AntonioR,I happen to have a well-underway, halted Java game engine that uses OpenGL + JBox2d (direct Box2D port for java). Called it Slayertech, then Slayrtech (to avoid Kerry King suing us ) and now just JPhysGear. Me and a bunch of friends were actually gonna make a game called Elemental Fury with it. Long story, sad story; we ended up splitting and didn't finish it. I now have the engine, my friend has the assets. Funny thing is: one of the IndieGoGo admins kept mailing us after we halted saying that it's a shame and that he really wanted to see the game being done. So apparently physics platformers are at least a bit demanded out there.Anyways, about Box2D: do you handle (n>5)-gons? I'm sure you already found that Box can't handle hexagons or greater, concaves, etc. If you want those, you'd need to triangulate or better, pentangulate (Bayazit decomposition method?), break it up into fixtures per body. I'm curious about how you're gonna/did approach that. Also, do you keep your units large (i.e. to pixel dimensions) or do you have a virtual metric system? Apparently Box2D gets jittery with large unit amounts.Nice work, btw.
Speaking of object size, I try to keep things realistic as possible. Player is the size of a normal human, so 1.8-2 meters tall. On screen he is around 80 pixels tall, that means I use a conversion where 40 pixels on screen is 1 meter in Box2D world. So, whenever I create new objects in Box2D world or get data from it I need to convert the values; pixels to meters, or meters to pixels by this factor. In the manual it says "Box2D has been tuned to work well with moving shapes between 0.1 and 10 meters. So this means objects between soup cans and buses in size should work well. Static shapes may be up to 50 meterslong without trouble." I may eventually increase the size of the player in the Box2D world because individual body parts are very close to that 0.1 meter limit. Maybe make him 3 meters tall, and use something like 1:30 ratio. I will try to test it more.

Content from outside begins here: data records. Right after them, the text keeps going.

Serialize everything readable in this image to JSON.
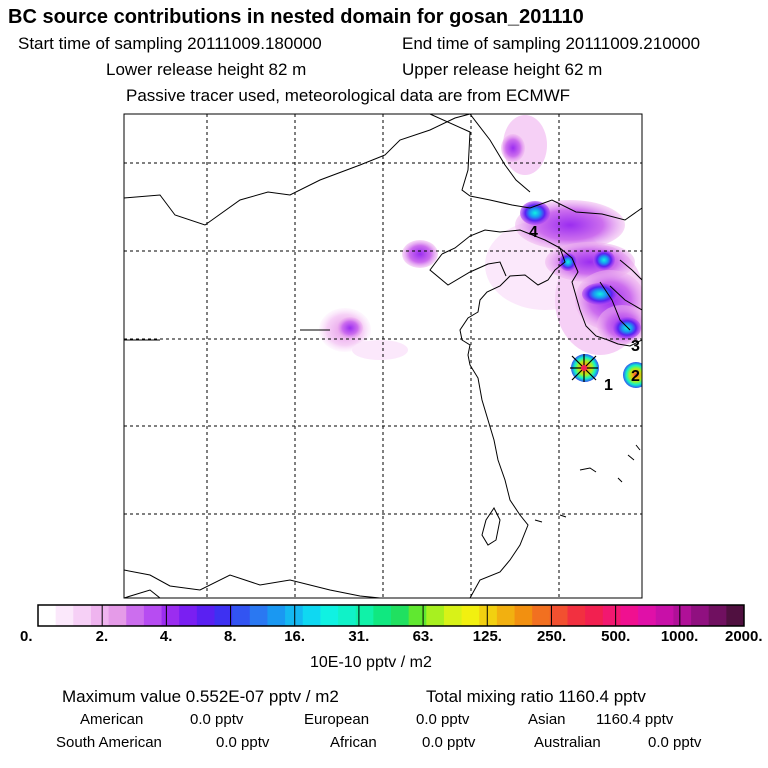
{
  "header": {
    "title": "BC  source contributions in nested domain for gosan_201110",
    "start_label": "Start time of sampling 20111009.180000",
    "end_label": "End time of sampling 20111009.210000",
    "lower_label": "Lower release height   82 m",
    "upper_label": "Upper release height   62 m",
    "tracer_note": "Passive tracer used, meteorological data are from ECMWF"
  },
  "map": {
    "receptor_markers": [
      {
        "label": "1"
      },
      {
        "label": "2"
      },
      {
        "label": "3"
      },
      {
        "label": "4"
      }
    ]
  },
  "colorbar": {
    "tick_labels": [
      "0.",
      "2.",
      "4.",
      "8.",
      "16.",
      "31.",
      "63.",
      "125.",
      "250.",
      "500.",
      "1000.",
      "2000."
    ],
    "units": "10E-10 pptv / m2",
    "colors": [
      "#ffffff",
      "#fbe8fb",
      "#f6d0f6",
      "#efb4ef",
      "#e59be8",
      "#cc6eee",
      "#b74cf2",
      "#9b2df0",
      "#7a1ff2",
      "#5a20f2",
      "#3e31f2",
      "#3254f2",
      "#2a78f2",
      "#1a98f2",
      "#14b8f2",
      "#0fd8f2",
      "#10f2e2",
      "#10f2c8",
      "#10f2a8",
      "#10e880",
      "#20e060",
      "#60e830",
      "#a8f020",
      "#d8f218",
      "#f2f010",
      "#f2d010",
      "#f2b010",
      "#f29010",
      "#f27020",
      "#f25030",
      "#f23040",
      "#f22050",
      "#f21870",
      "#f01090",
      "#e010a8",
      "#c810a8",
      "#b01098",
      "#901080",
      "#701060",
      "#501040"
    ]
  },
  "stats": {
    "max_value": "Maximum value  0.552E-07 pptv / m2",
    "total_mixing": "Total mixing ratio     1160.4 pptv",
    "american_label": "American",
    "american_value": "0.0 pptv",
    "european_label": "European",
    "european_value": "0.0 pptv",
    "asian_label": "Asian",
    "asian_value": "1160.4 pptv",
    "south_american_label": "South American",
    "south_american_value": "0.0 pptv",
    "african_label": "African",
    "african_value": "0.0 pptv",
    "australian_label": "Australian",
    "australian_value": "0.0 pptv"
  }
}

That is awesome!Sad how this video has less than 1000 views for all that work he put in. 5 seconds of youtube tits yields more views than a billion hours of coding does.
It's been a while since I posted any updates. I completely lost motivation and haven't made any progress lately. Last thing I worked on was a new particle system and I stopped working on it in March. I finally managed to force myself to work on it a bit and made a video showing the particle system itself:
Quote from: AntonioR on October 07, 2016, 01:54:14 PMIt's been a while since I posted any updates. I completely lost motivation and haven't made any progress lately. Last thing I worked on was a new particle system and I stopped working on it in March. I finally managed to force myself to work on it a bit and made a video showing the particle system itself:Really nice!How are you implementing the 'flashes' at the moment the fireworks explode? (Is it an effect that's separate from the particle system?)P.S. have you tried your hand at https://www.shadertoy.com/ ? From the looks of your particle video, seems like you could make some fun shaders.Regards,quadz
I heard about shadertoy, but I am not sure what it has to do with this. I am not using shaders for this, these are all just small textured quads, very basic, it doesn't work via shaders.